Inspiration has been a little hard to come by as well. Pregnancy fashion on Pinterest seems to favor heavily the maxi skirt/dress fashion (of which I’ve never been particularly drawn to) and the fashion industry seems to think that most pregnant women wake up every morning eager to squeeze into something slinky like this while everyone knows that most days you just want to wear this. And while I know that some women love wearing heels, there seems to be this trend that totally bewilders me of, “Ladies, are you feeling like your center of gravity is off due to the ever increasing size of your belly? Simply put on these four inch heels and you’ll feel so much more sexy and comfortable!”

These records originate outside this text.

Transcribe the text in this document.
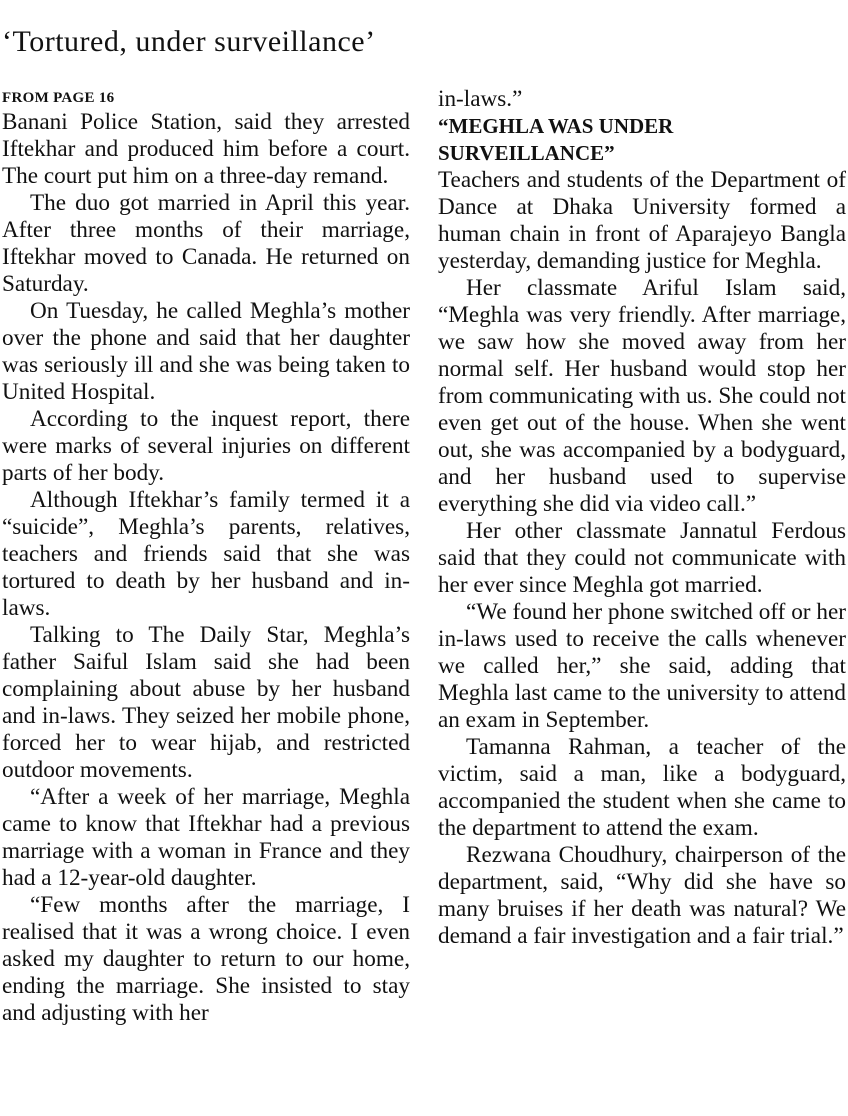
‘Tortured, under surveillance’
FROM PAGE 16

Banani Police Station, said they arrested Iftekhar and produced him before a court. The court put him on a three-day remand.

The duo got married in April this year. After three months of their marriage, Iftekhar moved to Canada. He returned on Saturday.

On Tuesday, he called Meghla’s mother over the phone and said that her daughter was seriously ill and she was being taken to United Hospital.

According to the inquest report, there were marks of several injuries on different parts of her body.

Although Iftekhar’s family termed it a “suicide”, Meghla’s parents, relatives, teachers and friends said that she was tortured to death by her husband and in-laws.

Talking to The Daily Star, Meghla’s father Saiful Islam said she had been complaining about abuse by her husband and in-laws. They seized her mobile phone, forced her to wear hijab, and restricted outdoor movements.

“After a week of her marriage, Meghla came to know that Iftekhar had a previous marriage with a woman in France and they had a 12-year-old daughter.

“Few months after the marriage, I realised that it was a wrong choice. I even asked my daughter to return to our home, ending the marriage. She insisted to stay and adjusting with her

in-laws.”

“MEGHLA WAS UNDER SURVEILLANCE”

Teachers and students of the Department of Dance at Dhaka University formed a human chain in front of Aparajeyo Bangla yesterday, demanding justice for Meghla.

Her classmate Ariful Islam said, “Meghla was very friendly. After marriage, we saw how she moved away from her normal self. Her husband would stop her from communicating with us. She could not even get out of the house. When she went out, she was accompanied by a bodyguard, and her husband used to supervise everything she did via video call.”

Her other classmate Jannatul Ferdous said that they could not communicate with her ever since Meghla got married.

“We found her phone switched off or her in-laws used to receive the calls whenever we called her,” she said, adding that Meghla last came to the university to attend an exam in September.

Tamanna Rahman, a teacher of the victim, said a man, like a bodyguard, accompanied the student when she came to the department to attend the exam.

Rezwana Choudhury, chairperson of the department, said, “Why did she have so many bruises if her death was natural? We demand a fair investigation and a fair trial.”
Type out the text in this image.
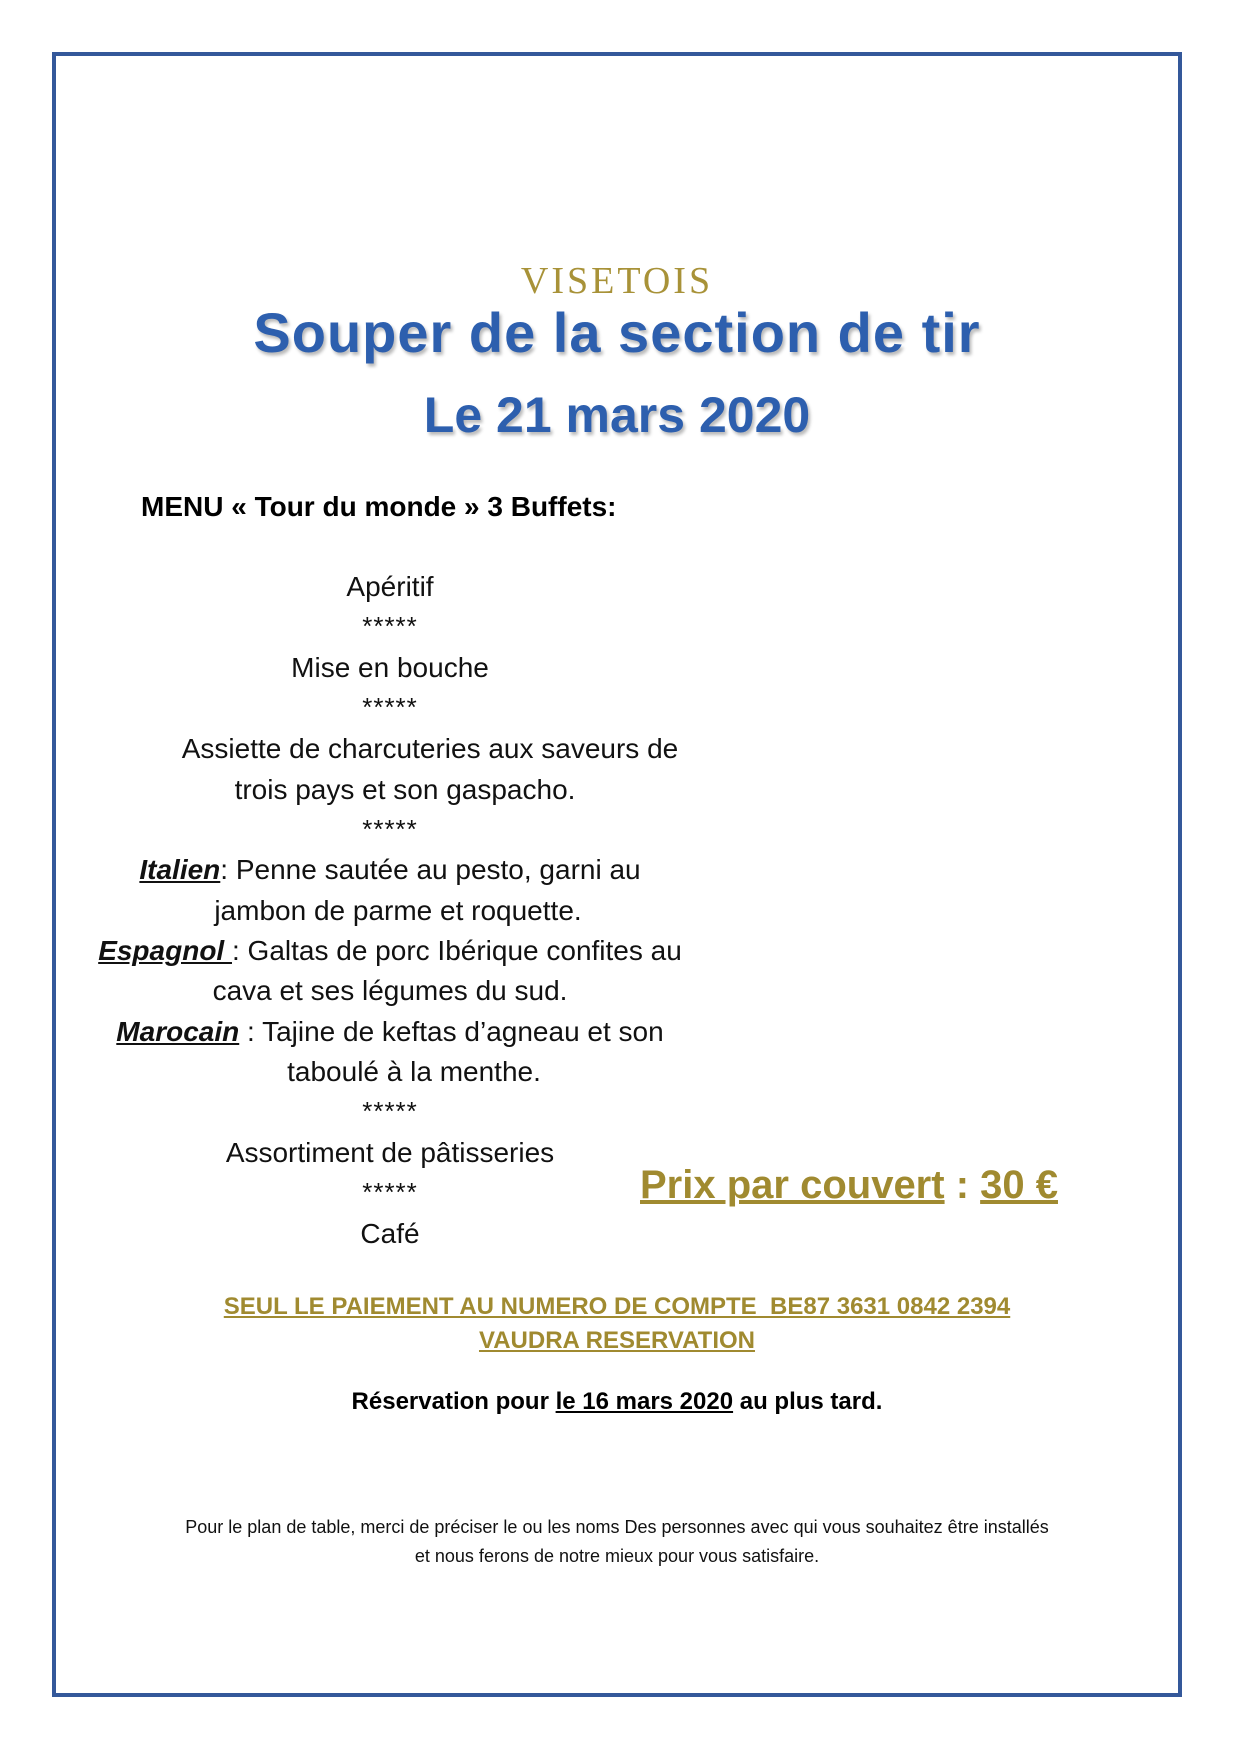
VISETOIS
Souper de la section de tir
Le 21 mars 2020
MENU « Tour du monde » 3 Buffets:
Apéritif
*****
Mise en bouche
*****
Assiette de charcuteries aux saveurs de
trois pays et son gaspacho.
*****
Italien: Penne sautée au pesto, garni au
jambon de parme et roquette.
Espagnol : Galtas de porc Ibérique confites au
cava et ses légumes du sud.
Marocain : Tajine de keftas d’agneau et son
taboulé à la menthe.
*****
Assortiment de pâtisseries
*****
Café
Prix par couvert : 30 €
SEUL LE PAIEMENT AU NUMERO DE COMPTE  BE87 3631 0842 2394
VAUDRA RESERVATION
Réservation pour le 16 mars 2020 au plus tard.
Pour le plan de table, merci de préciser le ou les noms Des personnes avec qui vous souhaitez être installés
et nous ferons de notre mieux pour vous satisfaire.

Don’t get me wrong, I love fashion. I love how a good outfit can change your whole day. Especially as I’ve developed a style that I’m comfortable in and works for me, fashion is sometimes the motivating factor to get me out of the bed. A good style gives me a little edge and makes me feel pretty fabulous. Over the last few months what I’ve run into is that I haven’t felt hot or fit or sassy in a long time; mostly I just feel tired and sore. And I feel that my fashion of late (featuring many prominent elastic waistbands) has reflected that.
This is all to say that I miss doing fashion posts and I’m going to start doing them again as soon I find a l’il inspiration (a newly thrifted dress from ‘Rag and Bone’ could well provide this!)
Anyone have any good books/magazine/articles they found inspiring when they were expecting?